Eks penyidik senior KPK Novel Baswedan (IDN Times/Ashari Arief)
Sebelumnya, penyidik senior KPK Novel Baswedan memaparkan sejumlah contoh pertanyaan yang diberikan padanya saat menjalani TWK. Dia masih ingat apa saja pertanyaan dan jawaban yang dilontarkan dalam tes tersebut.
"Kebetulan saya disebut sebagai salah satu dari 75 pegawai KPK yang katanya tidak lulus TWK tersebut," katanya.
Berikut adalah contoh pertanyaan yang disampaikan kepada Novel beserta jawabannya:
1. Apakah Saudara setuju dengan kebijakan pemerintah tentang kenaikan tarif dasar listrik (TDL)?
Jawaban saya saat itu kurang/lebih seperti ini: " Saya merasa tidak ahli bidang politik dan ekonomi, dan tentunya karena adalah penyidik Tindak Pidana Korupsi, saya lebih tertarik untuk melihat tentang banyaknya dugaan praktik korupsi dalam pengelolaan listrik negara, dan inefisiensi yang menjadi beban bagi tarif listrik".
2. Bila Anda menjadi ASN, lalu bertugas sebagai Penyidik, apa sikap anda ketika dalam penanganan perkara di intervensi, seperti dilarang memanggil saksi tertentu dan sebagainya?
Saya jawab kurang lebih begini: "Dalam melakukan penyidikan tidak boleh dihalangi atau dirintangi, karena perbuatan tersebut adalah pidana sebagaimana dimaksud dalam Pasal 21 UU Tindak Pidana Korupsi. Sedangkan sebagai seorang ASN, saya tentu terikat dengan ketentuan Pasal 108 ayat 3 KUHAP, yang intinya pegawai negeri dalam melaksanakan tugas mengetahui adanya dugaan tindak pidana wajib untuk melaporkan. Sehingga respon saya akan mengikuti perintah Undang-Undang yaitu melaporkan bila ada yang melakukan intervensi".

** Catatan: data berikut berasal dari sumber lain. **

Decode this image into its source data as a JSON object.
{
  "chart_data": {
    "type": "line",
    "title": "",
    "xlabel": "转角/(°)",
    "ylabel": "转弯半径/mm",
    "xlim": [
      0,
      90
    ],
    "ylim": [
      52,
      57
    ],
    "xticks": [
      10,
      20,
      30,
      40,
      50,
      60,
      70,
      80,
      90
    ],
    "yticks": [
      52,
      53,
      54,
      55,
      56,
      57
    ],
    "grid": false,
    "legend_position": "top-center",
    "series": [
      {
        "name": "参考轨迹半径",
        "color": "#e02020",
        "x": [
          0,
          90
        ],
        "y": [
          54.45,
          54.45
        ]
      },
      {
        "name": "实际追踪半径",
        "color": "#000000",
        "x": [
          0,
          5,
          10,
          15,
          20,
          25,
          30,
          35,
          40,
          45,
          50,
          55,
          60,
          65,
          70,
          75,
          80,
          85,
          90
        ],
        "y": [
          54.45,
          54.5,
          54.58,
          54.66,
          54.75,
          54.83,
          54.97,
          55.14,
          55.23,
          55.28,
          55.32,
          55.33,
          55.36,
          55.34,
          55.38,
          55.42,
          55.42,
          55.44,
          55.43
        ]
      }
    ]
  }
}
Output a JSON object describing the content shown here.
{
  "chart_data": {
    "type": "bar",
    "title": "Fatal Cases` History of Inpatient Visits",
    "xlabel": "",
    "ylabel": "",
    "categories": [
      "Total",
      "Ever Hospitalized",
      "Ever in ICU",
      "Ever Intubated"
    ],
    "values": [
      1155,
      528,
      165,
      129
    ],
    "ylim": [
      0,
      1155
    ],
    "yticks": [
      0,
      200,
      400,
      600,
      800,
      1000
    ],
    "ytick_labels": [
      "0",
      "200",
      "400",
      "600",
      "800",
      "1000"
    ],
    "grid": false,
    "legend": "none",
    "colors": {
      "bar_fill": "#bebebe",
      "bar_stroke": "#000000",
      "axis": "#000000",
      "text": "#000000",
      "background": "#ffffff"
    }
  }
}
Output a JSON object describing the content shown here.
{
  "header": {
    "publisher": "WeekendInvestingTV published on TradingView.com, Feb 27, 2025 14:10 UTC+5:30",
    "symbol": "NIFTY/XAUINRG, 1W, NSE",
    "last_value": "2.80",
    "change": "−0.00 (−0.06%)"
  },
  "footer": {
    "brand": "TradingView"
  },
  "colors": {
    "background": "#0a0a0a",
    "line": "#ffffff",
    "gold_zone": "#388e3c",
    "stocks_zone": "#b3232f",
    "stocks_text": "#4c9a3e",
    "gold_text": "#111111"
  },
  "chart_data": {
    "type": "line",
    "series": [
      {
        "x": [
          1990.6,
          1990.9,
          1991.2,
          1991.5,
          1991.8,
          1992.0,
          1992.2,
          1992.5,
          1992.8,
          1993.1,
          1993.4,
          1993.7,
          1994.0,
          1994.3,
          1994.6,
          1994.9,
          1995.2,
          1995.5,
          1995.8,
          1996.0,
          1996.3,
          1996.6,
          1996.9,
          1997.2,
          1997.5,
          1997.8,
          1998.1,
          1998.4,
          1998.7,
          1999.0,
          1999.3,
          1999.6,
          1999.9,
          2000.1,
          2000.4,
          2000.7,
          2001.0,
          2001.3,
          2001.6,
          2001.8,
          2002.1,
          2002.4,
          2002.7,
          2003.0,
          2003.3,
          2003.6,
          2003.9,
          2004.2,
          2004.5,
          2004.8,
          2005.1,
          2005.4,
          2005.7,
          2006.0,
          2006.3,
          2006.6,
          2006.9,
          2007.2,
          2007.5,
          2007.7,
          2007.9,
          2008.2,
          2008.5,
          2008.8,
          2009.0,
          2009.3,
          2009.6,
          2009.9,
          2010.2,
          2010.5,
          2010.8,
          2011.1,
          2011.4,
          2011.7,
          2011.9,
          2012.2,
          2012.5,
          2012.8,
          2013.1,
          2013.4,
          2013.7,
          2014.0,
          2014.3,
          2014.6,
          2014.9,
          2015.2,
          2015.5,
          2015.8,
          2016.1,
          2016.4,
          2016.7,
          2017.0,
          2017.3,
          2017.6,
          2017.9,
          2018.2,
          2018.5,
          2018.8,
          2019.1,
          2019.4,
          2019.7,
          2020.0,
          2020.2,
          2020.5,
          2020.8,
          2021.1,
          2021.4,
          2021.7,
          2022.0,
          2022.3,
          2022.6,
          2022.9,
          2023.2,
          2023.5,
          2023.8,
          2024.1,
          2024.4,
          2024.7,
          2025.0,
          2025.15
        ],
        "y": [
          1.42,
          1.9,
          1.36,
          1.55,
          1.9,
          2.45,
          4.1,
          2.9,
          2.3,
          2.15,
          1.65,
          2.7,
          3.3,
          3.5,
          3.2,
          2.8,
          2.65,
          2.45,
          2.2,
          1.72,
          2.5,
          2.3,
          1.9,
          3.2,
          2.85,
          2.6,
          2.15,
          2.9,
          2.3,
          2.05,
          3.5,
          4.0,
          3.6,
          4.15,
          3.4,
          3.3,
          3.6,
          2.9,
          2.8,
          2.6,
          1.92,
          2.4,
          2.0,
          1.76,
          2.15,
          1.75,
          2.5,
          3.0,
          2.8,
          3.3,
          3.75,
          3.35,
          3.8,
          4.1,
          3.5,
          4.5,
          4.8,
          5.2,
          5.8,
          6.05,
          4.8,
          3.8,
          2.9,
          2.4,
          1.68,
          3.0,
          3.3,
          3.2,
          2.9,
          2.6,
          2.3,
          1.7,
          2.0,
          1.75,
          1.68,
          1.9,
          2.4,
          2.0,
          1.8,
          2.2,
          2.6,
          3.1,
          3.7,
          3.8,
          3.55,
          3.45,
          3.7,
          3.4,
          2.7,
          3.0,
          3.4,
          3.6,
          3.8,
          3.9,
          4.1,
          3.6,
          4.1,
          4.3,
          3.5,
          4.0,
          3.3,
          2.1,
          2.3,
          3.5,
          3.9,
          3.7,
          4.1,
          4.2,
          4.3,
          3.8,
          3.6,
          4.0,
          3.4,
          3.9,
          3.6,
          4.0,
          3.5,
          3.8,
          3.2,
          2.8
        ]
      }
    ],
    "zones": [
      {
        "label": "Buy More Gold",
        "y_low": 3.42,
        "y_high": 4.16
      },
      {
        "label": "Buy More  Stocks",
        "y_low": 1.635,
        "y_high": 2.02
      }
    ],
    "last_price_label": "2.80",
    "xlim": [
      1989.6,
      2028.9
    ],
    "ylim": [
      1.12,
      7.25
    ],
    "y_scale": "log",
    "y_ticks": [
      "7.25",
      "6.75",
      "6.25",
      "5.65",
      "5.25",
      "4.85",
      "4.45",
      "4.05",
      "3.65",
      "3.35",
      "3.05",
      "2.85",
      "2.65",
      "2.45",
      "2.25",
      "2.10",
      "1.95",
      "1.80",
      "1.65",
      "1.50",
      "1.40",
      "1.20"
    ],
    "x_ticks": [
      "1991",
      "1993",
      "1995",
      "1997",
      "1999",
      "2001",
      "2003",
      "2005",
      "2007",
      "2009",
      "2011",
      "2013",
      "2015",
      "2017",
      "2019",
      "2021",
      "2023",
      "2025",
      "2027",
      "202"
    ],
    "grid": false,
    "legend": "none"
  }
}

3. Apakah ada kebijakan Pemerintah yang merugikan anda?
Saya jawab kurang lebih seperti ini: "Sebagai pribadi saya tidak merasa ada yang dirugikan. Tetapi sebagai seorang warga negara saya merasa dirugikan terhadap beberapa kebijakan Pemerintah, yaitu diantaranya adalah UU No 19/2019 yang melemahkan KPK dan ada beberapa UU lain yang saya sampaikan. Hal itu saya sampaikan karena dalam pelaksanaan tugas di KPK saya mengetahui beberapa fakta terkait dengan adanya permainan/pengaturan dengan melibatkan pemodal (orang yang berkepentingan), yang memberikan sejumlah uang kepada pejabat tertentu untuk bisa meloloskan kebijakan tertentu. Walaupun ketika itu belum ditemukan bukti yang memenuhi standar pembuktian untuk dilakukan penangkapan. Tetapi fakta-fakta tersebut cukup untuk menjadi keyakinan sebagai sebuah pengetahuan. Sebaliknya, bila dijawab bahwa semua kebijakan adalah baik dan saya setuju, justru hal tersebut adalah tidak jujur yang bertentangan dengan norma integritas. Kita tentu memahami bahwa Pemerintah selalu bermaksud baik, tetapi faktanya dalam proses pembuatan kebijakan atau UU seringkali ada pihak tertentu yang memanfaatkan dan menyusupkan kepentingan sendiri atau orang lain hal itu dilakukan dengan sejumlah imbalan (praktik suap) yang akhirnya kebijakan atau output UU tersebut merugikan kepentingan negara dan menguntungkan pihak pemodal (pemberi uang yang berkepentingan).